An old golfer staggered home late after a day on the course and another evening with his drinking buddies.
Shoes in left hand to avoid waking his wife, he tiptoed as quietly as he could toward the stairs leading to their upstairs bedroom, but misjudged the bottom step in the darkened entryway.
As he caught himself by grabbing the banister, his body swung around and he landed heavily on his rump.

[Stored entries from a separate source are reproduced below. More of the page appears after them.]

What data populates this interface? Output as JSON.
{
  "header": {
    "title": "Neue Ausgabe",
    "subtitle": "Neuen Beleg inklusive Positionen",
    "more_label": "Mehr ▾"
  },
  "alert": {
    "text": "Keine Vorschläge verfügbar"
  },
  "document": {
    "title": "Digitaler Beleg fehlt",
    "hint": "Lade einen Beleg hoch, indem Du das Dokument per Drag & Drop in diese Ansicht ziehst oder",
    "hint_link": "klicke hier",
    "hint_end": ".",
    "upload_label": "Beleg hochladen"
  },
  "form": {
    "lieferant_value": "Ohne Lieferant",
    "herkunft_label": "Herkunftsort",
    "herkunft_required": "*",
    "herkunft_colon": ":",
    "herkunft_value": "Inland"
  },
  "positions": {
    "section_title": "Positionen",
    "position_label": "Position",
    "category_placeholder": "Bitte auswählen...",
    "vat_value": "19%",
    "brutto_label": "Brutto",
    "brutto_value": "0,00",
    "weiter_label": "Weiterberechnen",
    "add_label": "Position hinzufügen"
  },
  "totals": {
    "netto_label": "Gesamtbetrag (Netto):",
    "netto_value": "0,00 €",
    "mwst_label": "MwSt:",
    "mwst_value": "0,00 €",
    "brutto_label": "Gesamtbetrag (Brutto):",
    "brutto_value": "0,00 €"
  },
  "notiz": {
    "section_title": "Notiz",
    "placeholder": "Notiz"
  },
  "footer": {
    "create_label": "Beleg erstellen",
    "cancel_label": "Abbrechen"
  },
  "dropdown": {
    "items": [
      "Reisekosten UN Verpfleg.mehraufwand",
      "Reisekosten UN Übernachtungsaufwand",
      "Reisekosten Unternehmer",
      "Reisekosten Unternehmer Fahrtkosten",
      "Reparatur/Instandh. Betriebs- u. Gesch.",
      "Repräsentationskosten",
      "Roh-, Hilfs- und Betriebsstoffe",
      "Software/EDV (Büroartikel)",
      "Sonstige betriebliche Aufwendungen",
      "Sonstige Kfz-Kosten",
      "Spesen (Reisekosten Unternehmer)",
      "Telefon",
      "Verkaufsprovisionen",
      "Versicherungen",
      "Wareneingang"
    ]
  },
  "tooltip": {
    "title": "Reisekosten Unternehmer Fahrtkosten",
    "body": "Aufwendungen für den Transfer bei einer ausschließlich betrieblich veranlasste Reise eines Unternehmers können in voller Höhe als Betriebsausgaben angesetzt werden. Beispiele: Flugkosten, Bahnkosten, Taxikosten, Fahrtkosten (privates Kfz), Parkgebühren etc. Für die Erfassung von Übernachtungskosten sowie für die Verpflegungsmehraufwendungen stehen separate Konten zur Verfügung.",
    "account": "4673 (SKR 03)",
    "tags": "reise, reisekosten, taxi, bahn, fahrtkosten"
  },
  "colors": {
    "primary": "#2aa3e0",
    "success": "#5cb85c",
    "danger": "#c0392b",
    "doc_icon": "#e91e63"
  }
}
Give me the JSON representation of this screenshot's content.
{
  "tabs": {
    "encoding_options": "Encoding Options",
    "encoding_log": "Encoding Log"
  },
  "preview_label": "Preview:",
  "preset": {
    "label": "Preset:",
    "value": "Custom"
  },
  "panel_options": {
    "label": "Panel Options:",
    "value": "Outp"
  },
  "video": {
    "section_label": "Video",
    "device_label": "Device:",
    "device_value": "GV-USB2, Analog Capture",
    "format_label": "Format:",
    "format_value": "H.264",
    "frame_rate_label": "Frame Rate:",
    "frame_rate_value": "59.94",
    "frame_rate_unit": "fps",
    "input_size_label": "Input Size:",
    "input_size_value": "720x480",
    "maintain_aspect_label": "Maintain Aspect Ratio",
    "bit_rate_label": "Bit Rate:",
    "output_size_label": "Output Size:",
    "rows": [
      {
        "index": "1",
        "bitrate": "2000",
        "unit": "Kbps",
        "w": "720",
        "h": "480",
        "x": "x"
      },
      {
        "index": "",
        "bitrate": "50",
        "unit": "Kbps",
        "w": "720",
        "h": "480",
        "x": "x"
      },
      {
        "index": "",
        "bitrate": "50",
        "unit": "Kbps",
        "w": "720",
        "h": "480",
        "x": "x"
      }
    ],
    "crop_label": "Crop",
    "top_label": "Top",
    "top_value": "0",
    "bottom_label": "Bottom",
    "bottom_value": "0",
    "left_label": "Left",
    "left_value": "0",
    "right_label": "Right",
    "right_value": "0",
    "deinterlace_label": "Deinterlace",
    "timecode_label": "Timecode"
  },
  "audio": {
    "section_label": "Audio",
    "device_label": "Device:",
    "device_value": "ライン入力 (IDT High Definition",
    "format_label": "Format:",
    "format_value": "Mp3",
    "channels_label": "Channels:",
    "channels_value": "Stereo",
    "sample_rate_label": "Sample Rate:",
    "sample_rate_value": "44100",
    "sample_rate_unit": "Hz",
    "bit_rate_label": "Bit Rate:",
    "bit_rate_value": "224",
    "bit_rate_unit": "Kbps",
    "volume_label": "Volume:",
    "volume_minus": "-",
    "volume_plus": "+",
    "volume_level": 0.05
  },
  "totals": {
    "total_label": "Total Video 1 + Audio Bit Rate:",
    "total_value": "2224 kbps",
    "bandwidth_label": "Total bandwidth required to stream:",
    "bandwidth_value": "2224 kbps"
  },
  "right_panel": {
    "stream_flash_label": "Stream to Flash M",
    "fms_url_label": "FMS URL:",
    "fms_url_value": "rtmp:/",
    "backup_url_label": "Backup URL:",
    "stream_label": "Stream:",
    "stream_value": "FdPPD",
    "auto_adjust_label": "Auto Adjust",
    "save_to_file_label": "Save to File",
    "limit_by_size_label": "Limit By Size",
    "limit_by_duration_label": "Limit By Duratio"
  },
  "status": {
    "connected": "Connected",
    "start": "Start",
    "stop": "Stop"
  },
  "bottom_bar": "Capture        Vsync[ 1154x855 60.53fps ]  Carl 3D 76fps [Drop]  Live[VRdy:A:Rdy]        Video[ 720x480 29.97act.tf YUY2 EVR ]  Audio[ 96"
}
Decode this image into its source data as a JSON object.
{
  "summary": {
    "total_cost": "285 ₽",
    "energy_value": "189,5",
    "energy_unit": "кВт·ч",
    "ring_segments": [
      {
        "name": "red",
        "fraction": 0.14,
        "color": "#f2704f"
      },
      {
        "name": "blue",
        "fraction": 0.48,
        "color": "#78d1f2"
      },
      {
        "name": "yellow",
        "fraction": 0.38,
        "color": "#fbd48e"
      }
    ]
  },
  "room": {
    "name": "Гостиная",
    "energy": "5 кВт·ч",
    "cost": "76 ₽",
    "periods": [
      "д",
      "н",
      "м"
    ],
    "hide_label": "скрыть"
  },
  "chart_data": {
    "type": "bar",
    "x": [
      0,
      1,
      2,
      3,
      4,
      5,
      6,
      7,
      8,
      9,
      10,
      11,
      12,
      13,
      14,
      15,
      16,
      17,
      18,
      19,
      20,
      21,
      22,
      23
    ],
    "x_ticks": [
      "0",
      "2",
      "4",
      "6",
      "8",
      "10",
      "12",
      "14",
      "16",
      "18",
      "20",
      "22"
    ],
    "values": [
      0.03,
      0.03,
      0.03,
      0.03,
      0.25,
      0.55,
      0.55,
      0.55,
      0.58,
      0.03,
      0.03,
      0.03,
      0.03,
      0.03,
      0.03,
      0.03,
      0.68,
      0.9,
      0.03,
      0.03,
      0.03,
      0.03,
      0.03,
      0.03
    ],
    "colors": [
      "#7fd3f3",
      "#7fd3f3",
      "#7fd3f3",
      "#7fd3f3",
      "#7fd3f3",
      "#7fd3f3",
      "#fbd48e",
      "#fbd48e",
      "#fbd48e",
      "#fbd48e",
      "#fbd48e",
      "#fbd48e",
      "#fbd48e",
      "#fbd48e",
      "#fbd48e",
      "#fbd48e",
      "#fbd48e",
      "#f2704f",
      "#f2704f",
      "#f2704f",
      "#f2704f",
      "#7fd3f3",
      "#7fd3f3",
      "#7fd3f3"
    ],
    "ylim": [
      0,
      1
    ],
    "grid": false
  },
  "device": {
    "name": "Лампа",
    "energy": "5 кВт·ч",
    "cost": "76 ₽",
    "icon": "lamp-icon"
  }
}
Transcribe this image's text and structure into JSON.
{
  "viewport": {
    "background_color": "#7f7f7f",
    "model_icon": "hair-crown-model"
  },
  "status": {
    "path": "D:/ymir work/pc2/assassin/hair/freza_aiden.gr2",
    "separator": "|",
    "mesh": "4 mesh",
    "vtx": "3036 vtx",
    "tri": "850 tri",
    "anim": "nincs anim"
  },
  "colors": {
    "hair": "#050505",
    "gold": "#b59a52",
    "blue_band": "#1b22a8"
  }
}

A whiskey bottle in each back pocket broke and made the landing especially painful.
Managing to suppress a yelp, he sprung up, pulled down his pants and examined his lacerated and bleeding cheeks in a mirror of a nearby darkened hallway, then managed to find a large full box of
Band-Aids before proceeding to place a patch as best he could on each place he saw blood.
After hiding the now almost empty box, he managed to shuffle and stumble his way to bed.
Morning, he woke with screaming pain in head and butt to find his wife staring at him from across the room and heard her say, ‘You were drunk again last night!’
Forcing himself to ignore his agony, he looked meekly at her and replied, ‘Now, honey, why would you say such a mean thing?’
‘Well,’ she said, ‘There is the front door left open, the glass at the bottom of the stairs, the drops of blood trailing through the house and your bloodshot eyes.
‘But, mostly … it’s all those Band-Aids stuck on the downstairs mirror!’